Recently artist Tom Sachs teamed up with Nike to present an artisanal capsule collection, NIKECraft.
Launched on the eve of Tom’s SPACE PROGRAM: Mars, the collaboration fused in several significant ways.
Tom Sachs: NIKECraft collection consists of The Mars Yard Shoe, the Trench, The Marsfly Jacket, and the Lightweight Tote. Nike design and Sachs applied materials that have never been used in sportswear, taken from automotive air bags, mainsails for boats and the space suit itself. Each piece is packed with functionality that would prove useful in the voyage through space. Zipper pulls that double as storage containers, paracord that can be fashioned as a tourniquet and embellishments like the periodic table of elements screened on the inside of a jacket – they all merge visual interest with purpose.
About the artist
TOM SACHS is a sculptor, probably best known for his elaborate recreations of various Modern icons, all of them masterpieces of engineering and design of one kind or another. In an early show he made Knoll office furniture out of phone books and duct tape; later, he recreated Le Corbusier’s 1952 Unité d’Habitation using only foamcore and a glue gun. Other projects have included his versions of various Cold War masterpieces, like the Apollo 11 Lunar Excursion Module, and the bridge of the battleship USS Enterprise. And because no engineering project is more complex and pervasive than the corporate ecosystem, he’s done versions of those, too, including a McDonald’s he built using plywood, glue, assorted kitchen appliances. He’s also done Hello Kitty and her friends in materials ranging from foamcore to bronze.

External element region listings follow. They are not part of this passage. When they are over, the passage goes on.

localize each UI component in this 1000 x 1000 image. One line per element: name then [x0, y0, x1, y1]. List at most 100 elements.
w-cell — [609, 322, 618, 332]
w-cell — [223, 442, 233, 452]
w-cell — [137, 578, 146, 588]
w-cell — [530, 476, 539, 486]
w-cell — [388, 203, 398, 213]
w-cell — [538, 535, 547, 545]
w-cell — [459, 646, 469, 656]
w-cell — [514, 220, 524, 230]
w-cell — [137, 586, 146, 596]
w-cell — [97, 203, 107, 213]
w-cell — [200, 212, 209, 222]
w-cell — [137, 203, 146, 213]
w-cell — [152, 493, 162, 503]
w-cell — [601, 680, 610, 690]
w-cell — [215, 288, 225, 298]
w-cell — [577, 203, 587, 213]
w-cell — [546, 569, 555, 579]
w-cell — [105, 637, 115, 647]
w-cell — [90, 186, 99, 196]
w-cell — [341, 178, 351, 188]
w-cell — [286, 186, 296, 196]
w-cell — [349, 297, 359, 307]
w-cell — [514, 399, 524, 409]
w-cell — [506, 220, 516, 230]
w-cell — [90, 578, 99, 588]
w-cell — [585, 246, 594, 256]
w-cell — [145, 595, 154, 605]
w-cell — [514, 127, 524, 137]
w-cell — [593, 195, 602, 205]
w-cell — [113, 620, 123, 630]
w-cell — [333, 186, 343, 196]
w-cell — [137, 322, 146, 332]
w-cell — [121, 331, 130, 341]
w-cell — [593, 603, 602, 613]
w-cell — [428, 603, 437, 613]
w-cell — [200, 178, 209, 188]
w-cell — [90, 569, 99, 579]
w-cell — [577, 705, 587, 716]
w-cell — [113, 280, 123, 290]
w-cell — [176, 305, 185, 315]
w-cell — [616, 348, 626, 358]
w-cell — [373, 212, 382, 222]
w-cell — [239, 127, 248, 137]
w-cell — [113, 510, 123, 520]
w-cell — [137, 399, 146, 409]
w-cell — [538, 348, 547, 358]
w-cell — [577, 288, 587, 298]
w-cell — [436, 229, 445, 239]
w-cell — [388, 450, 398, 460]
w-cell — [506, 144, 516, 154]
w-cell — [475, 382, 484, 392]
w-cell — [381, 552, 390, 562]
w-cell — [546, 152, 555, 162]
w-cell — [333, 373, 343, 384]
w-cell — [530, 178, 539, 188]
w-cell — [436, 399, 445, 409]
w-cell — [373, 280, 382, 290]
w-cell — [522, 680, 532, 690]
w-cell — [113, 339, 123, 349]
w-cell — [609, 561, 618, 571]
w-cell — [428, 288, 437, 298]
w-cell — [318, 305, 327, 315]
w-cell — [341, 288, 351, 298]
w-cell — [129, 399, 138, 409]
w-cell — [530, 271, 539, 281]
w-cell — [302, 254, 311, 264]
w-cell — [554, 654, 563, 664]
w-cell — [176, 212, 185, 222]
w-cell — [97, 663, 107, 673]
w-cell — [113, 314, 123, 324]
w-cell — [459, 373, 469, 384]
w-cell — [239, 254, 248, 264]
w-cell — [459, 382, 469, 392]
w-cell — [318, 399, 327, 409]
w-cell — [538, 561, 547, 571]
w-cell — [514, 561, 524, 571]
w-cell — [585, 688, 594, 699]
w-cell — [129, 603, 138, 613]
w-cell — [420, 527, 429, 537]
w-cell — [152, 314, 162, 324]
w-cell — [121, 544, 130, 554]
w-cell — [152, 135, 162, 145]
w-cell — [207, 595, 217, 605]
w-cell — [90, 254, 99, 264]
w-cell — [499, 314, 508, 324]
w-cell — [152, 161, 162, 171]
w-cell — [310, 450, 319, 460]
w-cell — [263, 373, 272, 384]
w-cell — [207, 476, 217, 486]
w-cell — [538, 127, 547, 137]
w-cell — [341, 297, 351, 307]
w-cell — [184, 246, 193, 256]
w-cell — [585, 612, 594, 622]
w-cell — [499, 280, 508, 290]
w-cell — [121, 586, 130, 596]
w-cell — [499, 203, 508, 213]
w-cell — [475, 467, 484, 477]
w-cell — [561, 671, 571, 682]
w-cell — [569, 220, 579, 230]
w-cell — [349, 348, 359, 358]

A lot has been made of the conceptual underpinnings of these sculptures: how Sachs’ sampling capitalist culture, remixing, dubbing and spitting it back out again, so that the results are transformed and transforming. Equally, if not more important, is his total embrace of “showing his work.” All the steps that led up to the end result are always on display. On a practical level, this means that all seams, joints, screws or for that matter anything holding stuff together, like foamcore and plywood, are left exposed. Nothing is erased, sanded away, or rendered invisible. On a more philosophical level, this means that nothing Sachs makes is ever finished. Like any good engineering project, everything can always be stripped down, stripped out, redesigned and improved.